The current study had several limitations. First, this study was an observational, single-center study. Second, the sample size and the number of outcomes were limited, and may not be sufficient for generalization to a larger population. However, the mean sNa was almost comparable to that of the Japanese population according to the Dialysis Outcomes and Practice Patterns Study (DOPPS) [15], and our study population was representative of the Japanese HD population. The 1st tertile threshold value of sNa in this study was different from that in the DOPPS study [15], given the difference in mean sNa of the whole group. Similarly, the number of patients in the present study representing each subtype of IRH was limited, and it was not clear if the association of sNa with risk of IRH was independent of or specific for infection subtype (Figure 1). A larger cohort is needed to answer this question. Third, the relationship between sNa and risk of IRH in a long follow-up period was examined using only baseline sNa measurement.

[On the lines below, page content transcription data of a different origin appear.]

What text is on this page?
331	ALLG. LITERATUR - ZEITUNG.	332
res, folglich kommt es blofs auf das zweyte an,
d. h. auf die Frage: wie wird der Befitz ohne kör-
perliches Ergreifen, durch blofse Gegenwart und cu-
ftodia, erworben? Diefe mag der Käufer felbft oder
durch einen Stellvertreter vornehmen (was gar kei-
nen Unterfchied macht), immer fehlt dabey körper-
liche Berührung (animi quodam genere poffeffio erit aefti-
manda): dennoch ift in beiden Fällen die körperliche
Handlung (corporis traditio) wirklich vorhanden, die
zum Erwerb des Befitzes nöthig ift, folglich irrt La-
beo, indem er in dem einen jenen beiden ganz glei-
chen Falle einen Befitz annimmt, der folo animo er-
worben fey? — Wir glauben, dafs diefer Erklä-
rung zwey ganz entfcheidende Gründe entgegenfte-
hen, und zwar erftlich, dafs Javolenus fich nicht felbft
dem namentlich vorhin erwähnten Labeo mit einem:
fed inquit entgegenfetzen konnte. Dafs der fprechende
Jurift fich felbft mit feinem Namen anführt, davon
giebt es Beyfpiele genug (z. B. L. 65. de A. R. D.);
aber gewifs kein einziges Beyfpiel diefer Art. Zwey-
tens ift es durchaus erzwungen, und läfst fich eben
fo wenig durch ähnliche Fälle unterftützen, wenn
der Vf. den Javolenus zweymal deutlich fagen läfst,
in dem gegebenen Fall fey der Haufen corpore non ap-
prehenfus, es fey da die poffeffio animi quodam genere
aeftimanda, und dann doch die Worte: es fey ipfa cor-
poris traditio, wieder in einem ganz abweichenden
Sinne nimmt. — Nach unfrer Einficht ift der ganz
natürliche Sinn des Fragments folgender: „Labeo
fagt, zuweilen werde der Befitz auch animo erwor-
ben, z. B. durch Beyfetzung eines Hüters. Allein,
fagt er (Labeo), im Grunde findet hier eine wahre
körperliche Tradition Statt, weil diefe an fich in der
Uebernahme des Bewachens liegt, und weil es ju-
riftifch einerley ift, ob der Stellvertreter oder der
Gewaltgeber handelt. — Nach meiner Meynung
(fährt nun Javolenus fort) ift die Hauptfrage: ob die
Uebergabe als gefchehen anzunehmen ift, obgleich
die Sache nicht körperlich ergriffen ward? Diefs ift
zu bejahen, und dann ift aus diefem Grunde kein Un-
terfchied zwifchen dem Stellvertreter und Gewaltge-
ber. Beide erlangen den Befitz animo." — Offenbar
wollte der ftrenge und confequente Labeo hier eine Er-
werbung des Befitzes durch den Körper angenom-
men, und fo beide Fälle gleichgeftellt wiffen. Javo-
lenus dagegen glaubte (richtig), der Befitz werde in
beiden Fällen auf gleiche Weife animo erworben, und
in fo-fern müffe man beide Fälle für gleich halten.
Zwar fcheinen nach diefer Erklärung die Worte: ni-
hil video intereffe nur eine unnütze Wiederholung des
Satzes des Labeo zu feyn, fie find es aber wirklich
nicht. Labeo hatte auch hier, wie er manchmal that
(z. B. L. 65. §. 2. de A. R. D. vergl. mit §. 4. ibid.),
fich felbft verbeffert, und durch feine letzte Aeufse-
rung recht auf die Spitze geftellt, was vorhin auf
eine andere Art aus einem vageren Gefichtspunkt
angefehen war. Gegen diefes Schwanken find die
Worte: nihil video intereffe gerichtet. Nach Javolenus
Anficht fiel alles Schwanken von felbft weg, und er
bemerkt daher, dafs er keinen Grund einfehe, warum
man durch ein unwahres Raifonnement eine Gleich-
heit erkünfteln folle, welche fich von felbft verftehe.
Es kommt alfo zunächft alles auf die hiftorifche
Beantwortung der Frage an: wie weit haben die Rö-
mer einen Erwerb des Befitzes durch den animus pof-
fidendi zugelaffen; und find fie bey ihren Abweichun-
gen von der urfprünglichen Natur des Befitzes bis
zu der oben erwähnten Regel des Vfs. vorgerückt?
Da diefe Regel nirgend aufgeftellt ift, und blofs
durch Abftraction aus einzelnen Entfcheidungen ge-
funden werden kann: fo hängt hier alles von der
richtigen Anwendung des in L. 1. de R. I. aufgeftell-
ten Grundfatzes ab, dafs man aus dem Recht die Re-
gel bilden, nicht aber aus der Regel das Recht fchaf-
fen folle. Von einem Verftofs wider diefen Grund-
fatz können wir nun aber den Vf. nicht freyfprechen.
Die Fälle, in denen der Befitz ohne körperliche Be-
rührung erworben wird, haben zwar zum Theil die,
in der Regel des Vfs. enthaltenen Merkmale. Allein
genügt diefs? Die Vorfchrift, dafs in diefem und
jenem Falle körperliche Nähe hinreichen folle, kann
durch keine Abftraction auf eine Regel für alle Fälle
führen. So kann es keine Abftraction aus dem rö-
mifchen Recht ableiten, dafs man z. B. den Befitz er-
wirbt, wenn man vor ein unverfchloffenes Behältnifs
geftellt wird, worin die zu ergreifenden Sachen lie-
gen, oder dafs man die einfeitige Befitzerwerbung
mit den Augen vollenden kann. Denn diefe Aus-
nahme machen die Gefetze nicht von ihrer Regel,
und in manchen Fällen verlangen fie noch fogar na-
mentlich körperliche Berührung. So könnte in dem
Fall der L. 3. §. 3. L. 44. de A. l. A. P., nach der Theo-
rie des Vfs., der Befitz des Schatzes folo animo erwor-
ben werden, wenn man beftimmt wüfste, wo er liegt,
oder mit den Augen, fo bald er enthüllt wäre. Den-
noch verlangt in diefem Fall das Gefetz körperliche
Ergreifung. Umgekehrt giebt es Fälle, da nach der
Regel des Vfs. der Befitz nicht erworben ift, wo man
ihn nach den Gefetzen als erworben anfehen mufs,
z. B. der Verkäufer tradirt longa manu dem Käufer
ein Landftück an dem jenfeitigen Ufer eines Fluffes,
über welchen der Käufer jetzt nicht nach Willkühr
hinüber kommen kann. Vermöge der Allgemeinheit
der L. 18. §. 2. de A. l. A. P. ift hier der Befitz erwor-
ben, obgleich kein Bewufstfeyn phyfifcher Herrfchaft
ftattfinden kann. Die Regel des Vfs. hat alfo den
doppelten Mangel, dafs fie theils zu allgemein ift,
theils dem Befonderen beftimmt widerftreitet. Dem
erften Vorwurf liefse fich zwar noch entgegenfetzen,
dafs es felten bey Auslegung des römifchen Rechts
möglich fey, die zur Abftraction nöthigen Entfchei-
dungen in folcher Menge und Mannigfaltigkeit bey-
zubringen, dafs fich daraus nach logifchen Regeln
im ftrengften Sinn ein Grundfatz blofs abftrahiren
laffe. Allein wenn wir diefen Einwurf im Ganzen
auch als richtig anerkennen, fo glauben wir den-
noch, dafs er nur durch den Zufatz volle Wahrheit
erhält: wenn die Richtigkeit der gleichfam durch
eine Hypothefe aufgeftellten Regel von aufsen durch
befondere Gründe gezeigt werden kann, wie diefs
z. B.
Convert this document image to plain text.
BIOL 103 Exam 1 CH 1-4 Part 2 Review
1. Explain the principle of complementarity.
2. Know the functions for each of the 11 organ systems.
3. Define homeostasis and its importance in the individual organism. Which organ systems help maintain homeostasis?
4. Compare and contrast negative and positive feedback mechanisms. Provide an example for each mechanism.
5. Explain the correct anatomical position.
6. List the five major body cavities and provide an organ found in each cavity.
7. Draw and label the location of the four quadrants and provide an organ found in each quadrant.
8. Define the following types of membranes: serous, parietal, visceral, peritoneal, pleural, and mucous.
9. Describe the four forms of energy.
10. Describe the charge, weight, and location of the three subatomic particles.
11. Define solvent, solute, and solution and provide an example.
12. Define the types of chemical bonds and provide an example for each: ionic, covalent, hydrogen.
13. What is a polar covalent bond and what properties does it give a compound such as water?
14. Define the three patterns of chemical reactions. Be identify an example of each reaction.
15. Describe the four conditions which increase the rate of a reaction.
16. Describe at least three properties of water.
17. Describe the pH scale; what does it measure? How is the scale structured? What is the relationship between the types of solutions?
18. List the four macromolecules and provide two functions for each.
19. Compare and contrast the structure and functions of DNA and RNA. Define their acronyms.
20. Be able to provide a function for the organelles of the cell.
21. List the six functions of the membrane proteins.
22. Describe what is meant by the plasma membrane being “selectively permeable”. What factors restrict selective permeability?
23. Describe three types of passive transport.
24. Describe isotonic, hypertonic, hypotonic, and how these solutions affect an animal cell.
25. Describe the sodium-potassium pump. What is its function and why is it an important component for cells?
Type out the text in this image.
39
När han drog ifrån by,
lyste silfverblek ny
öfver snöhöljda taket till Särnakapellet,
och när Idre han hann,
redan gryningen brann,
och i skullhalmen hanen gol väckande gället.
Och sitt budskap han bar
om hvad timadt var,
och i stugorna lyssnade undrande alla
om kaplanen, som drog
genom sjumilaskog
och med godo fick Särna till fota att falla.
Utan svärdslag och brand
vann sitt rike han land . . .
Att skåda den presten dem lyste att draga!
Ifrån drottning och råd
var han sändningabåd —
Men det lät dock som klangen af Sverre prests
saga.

More than 3 monthly measurements of sNa were available during 6 months before IRH in all subjects who experienced IRH (n = 57), and the mean value of the 3 measurements available just before IRH was 137.4 ± 2.8 mEq/L. Although this value was significantly lower than the baseline value (137.9 ± 2.4 mEq/L) in the paired t-test, the difference was 0.5 mEq/L. Furthermore, 21 patients out of 26 whose baseline sNa was <138.0 mEq/L (1st sNa tertile) still had sNa <138.0 mEq/L just before IRH. Thus, the relationship between baseline sNa and risk of IRH would remain during a relatively long follow-up period. Fourth, data on dialysate sodium level for each participant were not available in the present study, and therefore were not included in the covariates. However, dialysate sodium level does not appear to determine pre-dialytic sNa [16], and it is controversial whether dialysate sodium level according to sNa is associated with mortality [15]. Finally, data on volume status that can influence sNa were limited. One to three monthly post-dialytic measurements of plasma brain natriuretic peptide were made from May to July 2009 in 257 of the 332 study patients. The mean values were 547 ± 965, 426 ± 667, and 370 ± 401 pg/mL in the 1st, 2nd, and 3rd tertiles, respectively. The differences among the three groups were not statistically significant, as assessed by the Kruskal-Wallis H test (p = 0.446).

Conclusions

Lower sNa is an independent predictor of higher risk for infection-related hospitalization in maintenance HD patients. Infectious disease may partially account for the increased mortality observed in the hyponatremic population with ESRD.